Physics-informed regularization and structure preservation for learning stable reduced models from data with operator inference

TL;DR

This paper introduces a physics-informed regularizer and structure-preserving constraints for operator inference, enabling the learning of stable, accurate reduced models of physical systems with quadratic nonlinearities from data.

Contribution

It proposes a novel regularizer that incorporates physical insights to promote stability and enforces structural constraints to preserve physical properties in learned models.

Findings

Regularized models are more stable and accurate.

Structure preservation improves model fidelity.

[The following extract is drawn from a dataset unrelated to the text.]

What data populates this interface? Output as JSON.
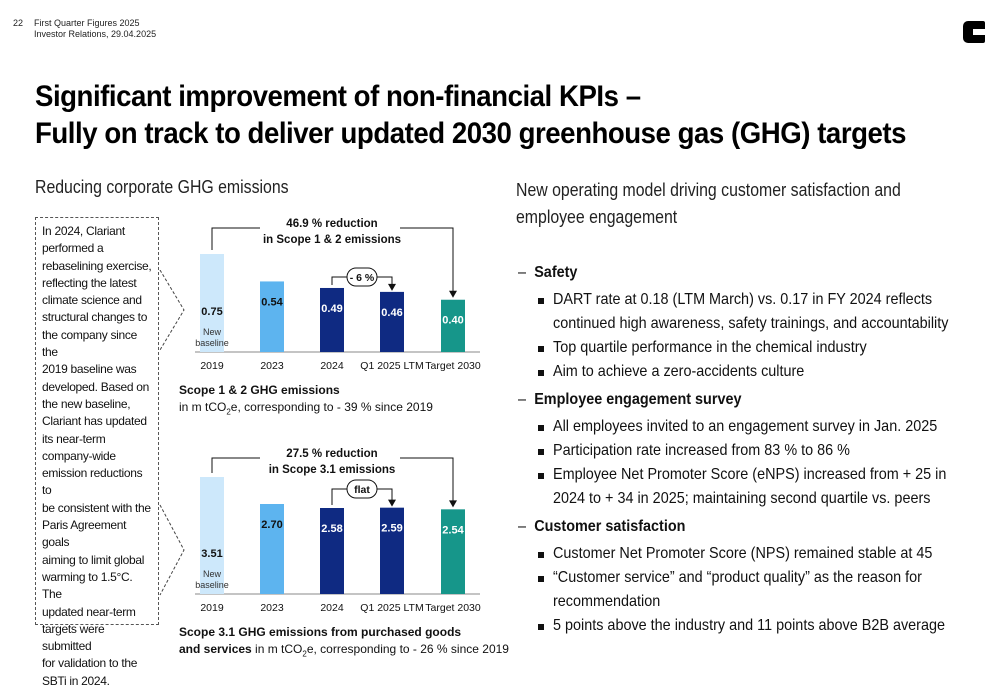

Regularization outperforms Tikhonov in stability.

Abstract

Operator inference learns low-dimensional dynamical-system models with polynomial nonlinear terms from trajectories of high-dimensional physical systems (non-intrusive model reduction). This work focuses on the large class of physical systems that can be well described by models with quadratic nonlinear terms and proposes a regularizer for operator inference that induces a stability bias onto quadratic models. The proposed regularizer is physics informed in the sense that it penalizes quadratic terms with large norms and so explicitly leverages the quadratic model form that is given by the underlying physics. This means that the proposed approach judiciously learns from data and physical insights combined, rather than from either data or physics alone. Additionally, a formulation of operator inference is proposed that enforces model constraints for preserving structure such as symmetry and definiteness in the linear terms. Numerical results demonstrate that models learned with operator inference and the proposed regularizer and structure preservation are accurate and stable even in cases where using no regularization or Tikhonov regularization leads to models that are unstable.